Sugar-free confectionery moves to mainstream

By Charlotte Eyre

- Last updated on GMT

Related tags Sugar Sugar substitute

More than half of consumers say they are willing to switch to
sugar-free versions of traditional confectionery lines, which
suggests that sweeteners are no longer considered a 'niche'
ingredient in sweets, claims Beneo Palatinit.

Last month, the German-based company interviewed a random sample of 250 consumers in the country who were on the verge of buying a sugar-free confectionery product.

According to the results, thirty per cent of the consumers eat sugar-free confectionery on a regular basis, and this figure would rise to a willing eighty per cent if popular ranges of sweets made with sugar were no longer available.

"The creativity seen in the latest generation of sugar-free candies, and wide acceptance of sugar-free versions among consumers, show that we've come a long way since the first steps," said company spokesperson Claudia Meissner.

"Today, sugar-free means lifestyle:

Indulgent products with exciting flavours and functionalities are becoming the forerunners in the segment."

When asked the reason behind the sugar-free choice, the main reasons were health and taste, chosen by 77 per cent and 67 per cent of consumers respectively.

Furthermore, when asked about successful advertising claims, participants rated 'Original taste - no sugar', and 'Same taste without the sugar', as the most appealing.

"This demonstrates that sugar-free candies have a convincing profile in terms of both nutrition and taste, and as such offer the opportunity to align indulgence with a healthy lifestyle - representing enormous market potential, Meissner said.

Indeed, market analysis does appear to support Beneo Palatinit's claims, as figures from Mintel indicate that just over 34 per cent of UK consumers are now actively avoiding sugar, while in France and Germany, the figures are 40 per cent and 37 per cent respectively.

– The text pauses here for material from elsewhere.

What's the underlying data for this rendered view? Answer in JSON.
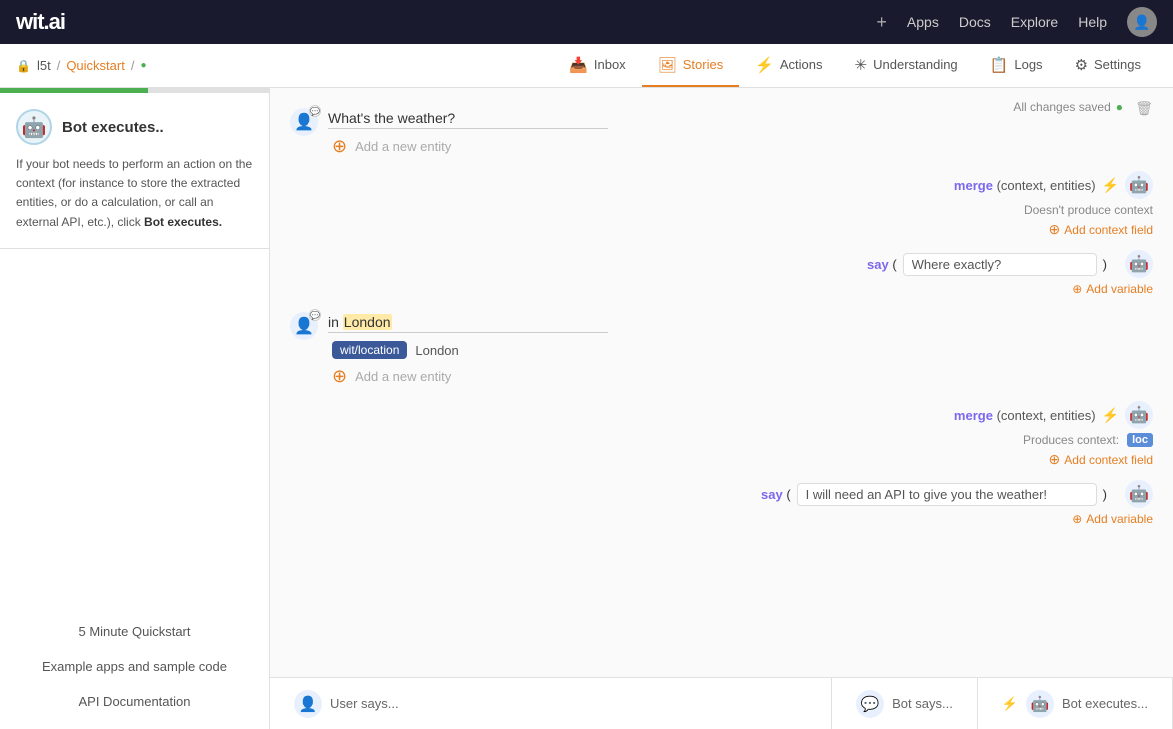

Beneo Palatinit has shown itself to be eager to cash in on the trend in recent months, launching a variety of sugar-free sweeteners onto the European market.

Last year, the company developed 'crush candies' made with the sweetener Isomalt.

The sweets are manufactured using a similar process to normal hard-boiled sweets but cooled using liquid nitrogen, have small cracks below the surface.

This gives them an unusual appearance and makes them collapse in the mouth in a peculiar way, releasing the flavour in bursts, the company claims.

Isomalt, which is made from pure beet sugar, contains half the calories of sugar and has a low-glycaemic effect.

According to Beneo-Palatinit, it is claimed to be the "most used" sugar replacement for sugar-free hard-boiled sweets, featured in around 1800 products worldwide.

At the recent ISM trade show in Cologne, the company also showcased sugar-free confectionery with functional ingredients such as acai, lemon and 'chai latte'.

Other companies across the European bloc are also busy launching sugar-free ingredients.

For example, Tate & Lyle has developed a new sweetener solution for dairy desserts, which it claims allows manufacturers to cut around a third of calories and half of total sugars from their product formulations.